There’s been something that’s been weighing on my mind in understanding how to teach, adjust, and modify Knox’s behaviour: what the fuck does positive reinforcement even mean and how am I actually using it?
I’ve been slowly reading through Gail Fisher’s The Thinking Dog: Crossover to Clicker Training and it’s been an interesting exercise in figuring out what I’m doing. As we’ve progressed with Knox’s reactivity, having both good and bad days, I’ve begun to worry about whether or not I’m 1) using food effectively, 2) focusing too much on “positive/negative reinforcement/punishment.”
The biggest thing that opened my eyes was remembering that B.F. Skinner (and Thorndike) are psychologists, which means their use of terminology is not the way we, non-psychologists, would.
Positive (+): to add
Negative (-): to remove
This seems simple enough to comprehend, but how does it apply with reinforcement and punishment? What does reinforcement and punishment even mean?

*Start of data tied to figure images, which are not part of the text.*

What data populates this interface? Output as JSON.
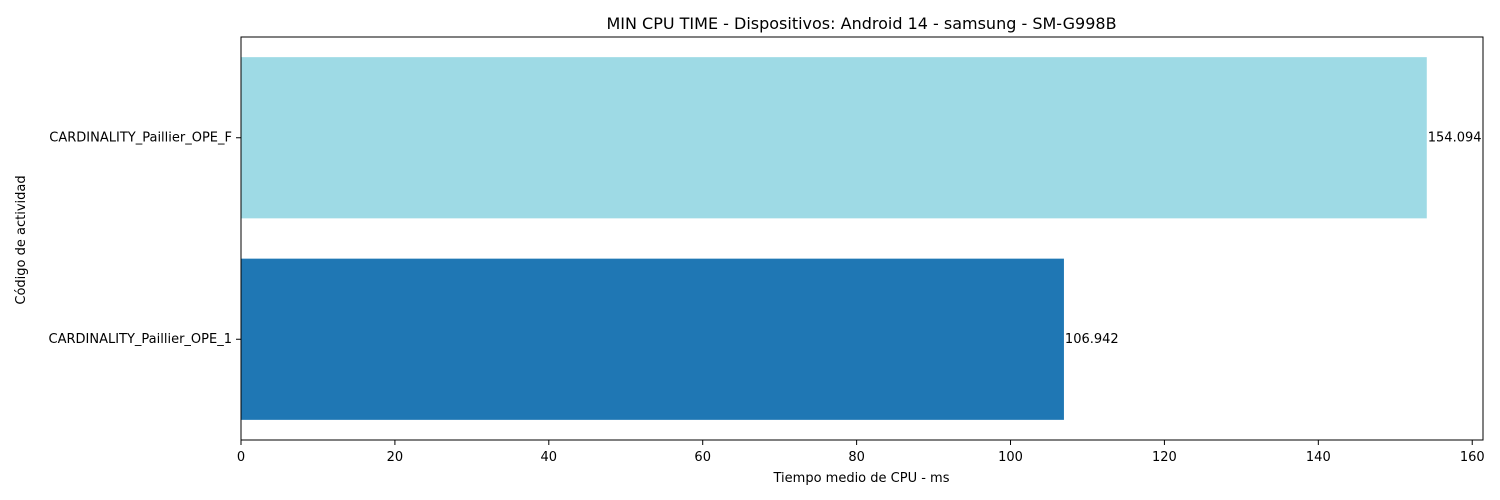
{
  "chart_data": {
    "type": "bar",
    "orientation": "horizontal",
    "title": "MIN CPU TIME - Dispositivos: Android 14 - samsung - SM-G998B",
    "xlabel": "Tiempo medio de CPU - ms",
    "ylabel": "Código de actividad",
    "categories": [
      "CARDINALITY_Paillier_OPE_1",
      "CARDINALITY_Paillier_OPE_F"
    ],
    "values": [
      106.942,
      154.094
    ],
    "value_labels": [
      "106.942",
      "154.094"
    ],
    "colors": [
      "#1f77b4",
      "#9edae5"
    ],
    "xlim": [
      0,
      161.4
    ],
    "xticks": [
      0,
      20,
      40,
      60,
      80,
      100,
      120,
      140,
      160
    ],
    "grid": false,
    "legend": "none"
  }
}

They are consequences. Reinforcement (R) strengthens while punishment (P) weakens.
We should not simply assume that punishment means something aversive, physical, or painful. As humans, we tend to think of punishment as being hit but in reality, we learn the same way as children: “no going outside to play until you clean your room!”

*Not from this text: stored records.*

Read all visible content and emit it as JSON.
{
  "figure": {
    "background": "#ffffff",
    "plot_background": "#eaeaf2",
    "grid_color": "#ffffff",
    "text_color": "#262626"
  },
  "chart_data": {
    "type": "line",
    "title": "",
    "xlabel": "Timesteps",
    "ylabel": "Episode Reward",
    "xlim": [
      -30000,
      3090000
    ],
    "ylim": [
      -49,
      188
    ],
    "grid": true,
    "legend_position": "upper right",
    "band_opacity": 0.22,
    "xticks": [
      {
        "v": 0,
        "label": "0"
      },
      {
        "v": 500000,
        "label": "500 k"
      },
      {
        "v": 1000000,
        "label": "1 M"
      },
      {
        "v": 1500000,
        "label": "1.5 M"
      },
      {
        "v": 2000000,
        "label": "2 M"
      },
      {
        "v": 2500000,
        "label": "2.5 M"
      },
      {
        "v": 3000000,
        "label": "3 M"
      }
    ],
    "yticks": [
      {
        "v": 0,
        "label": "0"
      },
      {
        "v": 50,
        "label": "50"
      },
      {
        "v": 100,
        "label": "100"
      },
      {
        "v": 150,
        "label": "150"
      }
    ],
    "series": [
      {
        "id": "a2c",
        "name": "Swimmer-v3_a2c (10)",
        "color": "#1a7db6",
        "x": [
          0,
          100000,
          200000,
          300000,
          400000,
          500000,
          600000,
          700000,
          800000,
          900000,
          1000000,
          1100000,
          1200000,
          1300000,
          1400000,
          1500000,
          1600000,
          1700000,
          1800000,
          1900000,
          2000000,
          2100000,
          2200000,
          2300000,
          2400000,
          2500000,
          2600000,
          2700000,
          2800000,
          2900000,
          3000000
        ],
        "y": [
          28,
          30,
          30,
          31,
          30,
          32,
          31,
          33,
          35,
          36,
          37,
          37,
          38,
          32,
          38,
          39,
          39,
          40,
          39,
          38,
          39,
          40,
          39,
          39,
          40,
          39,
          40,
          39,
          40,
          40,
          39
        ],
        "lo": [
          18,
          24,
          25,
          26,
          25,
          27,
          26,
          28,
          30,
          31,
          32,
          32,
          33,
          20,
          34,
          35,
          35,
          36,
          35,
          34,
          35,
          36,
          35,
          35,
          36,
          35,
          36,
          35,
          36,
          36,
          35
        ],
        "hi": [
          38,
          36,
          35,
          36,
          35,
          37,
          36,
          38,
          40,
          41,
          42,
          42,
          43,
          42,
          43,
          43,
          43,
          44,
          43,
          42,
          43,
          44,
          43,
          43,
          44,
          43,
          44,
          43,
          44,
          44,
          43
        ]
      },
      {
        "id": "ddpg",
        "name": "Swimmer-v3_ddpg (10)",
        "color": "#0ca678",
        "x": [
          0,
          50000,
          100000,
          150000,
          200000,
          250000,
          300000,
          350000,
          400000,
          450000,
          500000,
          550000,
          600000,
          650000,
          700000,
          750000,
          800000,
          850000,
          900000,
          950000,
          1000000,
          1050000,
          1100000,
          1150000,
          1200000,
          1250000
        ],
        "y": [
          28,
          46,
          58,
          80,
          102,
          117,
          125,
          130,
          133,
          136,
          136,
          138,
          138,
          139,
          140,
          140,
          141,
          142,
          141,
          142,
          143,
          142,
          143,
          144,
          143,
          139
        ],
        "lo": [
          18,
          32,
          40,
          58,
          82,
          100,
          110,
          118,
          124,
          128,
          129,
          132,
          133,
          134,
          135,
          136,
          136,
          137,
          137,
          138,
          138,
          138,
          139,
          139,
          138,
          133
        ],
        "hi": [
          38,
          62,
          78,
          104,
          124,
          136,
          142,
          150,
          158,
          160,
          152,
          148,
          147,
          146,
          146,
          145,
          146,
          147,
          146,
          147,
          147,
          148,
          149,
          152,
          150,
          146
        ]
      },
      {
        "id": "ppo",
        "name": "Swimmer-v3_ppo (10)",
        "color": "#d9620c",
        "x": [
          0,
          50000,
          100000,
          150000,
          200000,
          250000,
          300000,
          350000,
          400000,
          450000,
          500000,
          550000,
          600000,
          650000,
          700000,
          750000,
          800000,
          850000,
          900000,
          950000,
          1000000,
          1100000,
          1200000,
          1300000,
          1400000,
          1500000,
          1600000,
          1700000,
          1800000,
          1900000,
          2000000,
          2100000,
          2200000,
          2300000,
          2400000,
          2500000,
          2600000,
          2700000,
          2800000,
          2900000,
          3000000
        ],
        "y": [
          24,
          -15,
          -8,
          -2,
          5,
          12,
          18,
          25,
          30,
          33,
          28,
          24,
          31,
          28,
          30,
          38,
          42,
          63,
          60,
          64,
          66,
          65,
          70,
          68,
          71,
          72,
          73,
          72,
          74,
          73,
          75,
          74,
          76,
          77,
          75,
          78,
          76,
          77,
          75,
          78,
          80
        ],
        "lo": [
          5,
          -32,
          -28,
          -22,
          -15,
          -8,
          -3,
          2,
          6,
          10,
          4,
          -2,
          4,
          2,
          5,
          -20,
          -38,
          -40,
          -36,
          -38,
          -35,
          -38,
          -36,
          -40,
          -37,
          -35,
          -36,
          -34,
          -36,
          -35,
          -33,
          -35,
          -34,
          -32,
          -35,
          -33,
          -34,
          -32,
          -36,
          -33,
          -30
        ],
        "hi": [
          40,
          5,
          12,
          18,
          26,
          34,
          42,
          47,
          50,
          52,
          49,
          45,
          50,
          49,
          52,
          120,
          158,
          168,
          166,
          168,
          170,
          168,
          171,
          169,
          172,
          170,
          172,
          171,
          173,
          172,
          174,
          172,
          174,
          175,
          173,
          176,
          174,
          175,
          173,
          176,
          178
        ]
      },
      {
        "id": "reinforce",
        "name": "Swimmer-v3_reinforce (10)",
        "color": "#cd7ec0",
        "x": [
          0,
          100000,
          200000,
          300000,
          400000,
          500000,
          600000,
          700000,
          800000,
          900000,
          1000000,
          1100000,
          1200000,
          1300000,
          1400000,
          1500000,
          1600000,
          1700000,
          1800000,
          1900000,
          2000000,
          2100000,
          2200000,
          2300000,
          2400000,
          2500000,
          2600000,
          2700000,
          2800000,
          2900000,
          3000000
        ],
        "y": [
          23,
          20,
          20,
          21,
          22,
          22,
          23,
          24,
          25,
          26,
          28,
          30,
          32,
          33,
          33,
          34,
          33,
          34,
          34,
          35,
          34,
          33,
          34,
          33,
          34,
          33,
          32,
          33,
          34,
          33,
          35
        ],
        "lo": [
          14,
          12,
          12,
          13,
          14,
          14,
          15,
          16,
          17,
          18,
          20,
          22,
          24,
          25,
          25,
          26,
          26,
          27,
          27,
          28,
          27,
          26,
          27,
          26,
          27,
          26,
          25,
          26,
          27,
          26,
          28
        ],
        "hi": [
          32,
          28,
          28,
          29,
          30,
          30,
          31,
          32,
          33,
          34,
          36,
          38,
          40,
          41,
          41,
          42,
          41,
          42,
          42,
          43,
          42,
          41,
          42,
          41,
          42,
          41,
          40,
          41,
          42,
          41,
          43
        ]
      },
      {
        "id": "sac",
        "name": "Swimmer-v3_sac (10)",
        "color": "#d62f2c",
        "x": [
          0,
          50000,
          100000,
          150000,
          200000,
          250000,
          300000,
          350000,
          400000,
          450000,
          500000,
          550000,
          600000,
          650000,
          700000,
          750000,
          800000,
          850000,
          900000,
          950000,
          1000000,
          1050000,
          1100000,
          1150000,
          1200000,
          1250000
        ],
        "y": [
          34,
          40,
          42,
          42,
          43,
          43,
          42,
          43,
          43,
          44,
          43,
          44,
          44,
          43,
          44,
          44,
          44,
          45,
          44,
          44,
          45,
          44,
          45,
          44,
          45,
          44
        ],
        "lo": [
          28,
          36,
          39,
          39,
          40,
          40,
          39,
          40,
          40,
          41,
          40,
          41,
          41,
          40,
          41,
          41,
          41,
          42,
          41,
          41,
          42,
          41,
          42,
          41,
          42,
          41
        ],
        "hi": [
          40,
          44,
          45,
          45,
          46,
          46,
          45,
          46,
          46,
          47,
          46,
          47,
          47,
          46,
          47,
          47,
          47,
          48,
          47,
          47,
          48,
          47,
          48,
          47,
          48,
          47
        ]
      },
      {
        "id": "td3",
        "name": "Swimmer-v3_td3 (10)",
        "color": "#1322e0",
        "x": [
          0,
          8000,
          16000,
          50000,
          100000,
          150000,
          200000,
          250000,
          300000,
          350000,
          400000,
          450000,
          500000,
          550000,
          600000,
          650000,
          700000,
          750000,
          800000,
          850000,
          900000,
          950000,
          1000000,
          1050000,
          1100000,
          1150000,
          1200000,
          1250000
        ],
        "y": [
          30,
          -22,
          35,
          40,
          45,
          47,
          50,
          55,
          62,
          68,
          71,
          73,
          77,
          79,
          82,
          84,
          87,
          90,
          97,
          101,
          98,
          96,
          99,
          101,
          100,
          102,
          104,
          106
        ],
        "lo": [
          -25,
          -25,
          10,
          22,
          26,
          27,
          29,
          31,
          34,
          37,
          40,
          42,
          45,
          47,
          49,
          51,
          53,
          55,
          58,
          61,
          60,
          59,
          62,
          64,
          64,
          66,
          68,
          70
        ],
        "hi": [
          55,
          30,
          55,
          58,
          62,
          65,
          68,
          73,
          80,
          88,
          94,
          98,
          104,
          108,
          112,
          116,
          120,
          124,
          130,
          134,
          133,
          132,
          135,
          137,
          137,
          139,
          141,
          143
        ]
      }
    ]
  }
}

Gail breaks down the four possible behavioural effectors the best. How many owners think they’re only R+? I definitely thought I was very limited in using any of the other quadrants!
Positive Reinforcement (R+): The trainer adds something desirable to the dog to strengthen a behaviour. The dog perceives that his behaviour results in good things.
“Sitting means praise and hot dogs!”
Negative Reinforcement (R-): The trainer’s goal is to strengthen a behaviour by removing something the dog perceives as undesirable. The dog perceives this as bad things stop when I do this.
“When I stop pulling while on leash, the pressure from my head halti stops. Not pulling = no more pressure.”
Positive Punishment (P+): The trainer adds something undesirable to weaken a behaviour. The dog perceives this as bad things result.
“When I bark at dogs, I get a leash pop.”
Negative Punishment (P-): The trainer takes away something desireable for the purpose of weakening a behaviour.” The dog perceives this as good things stop.
“When I bark at my human, my human goes away.”
As we’re slowly incorporating more and more techniques into our reactivity repertoire, I’m realizing there are people that are against Behavioural Adjustment Training (BAT) because it is based on negative reinforcement. While that’s an completely different can of worms, it teaches the dog that “if I react to the dog, it doesn’t go away” and the dog can make good decisions to get away from the undesirable thing: reacting doesn’t make it go away. Giving calm behaviours does.
Just as we socialize puppies by introducing them to potential stressors (loud noises, random textures, different people, different dogs, etc.), controlled introduction to potential stressors (or punishment) teaches a dog to cope, adapt and learn how to deal with it appropriately.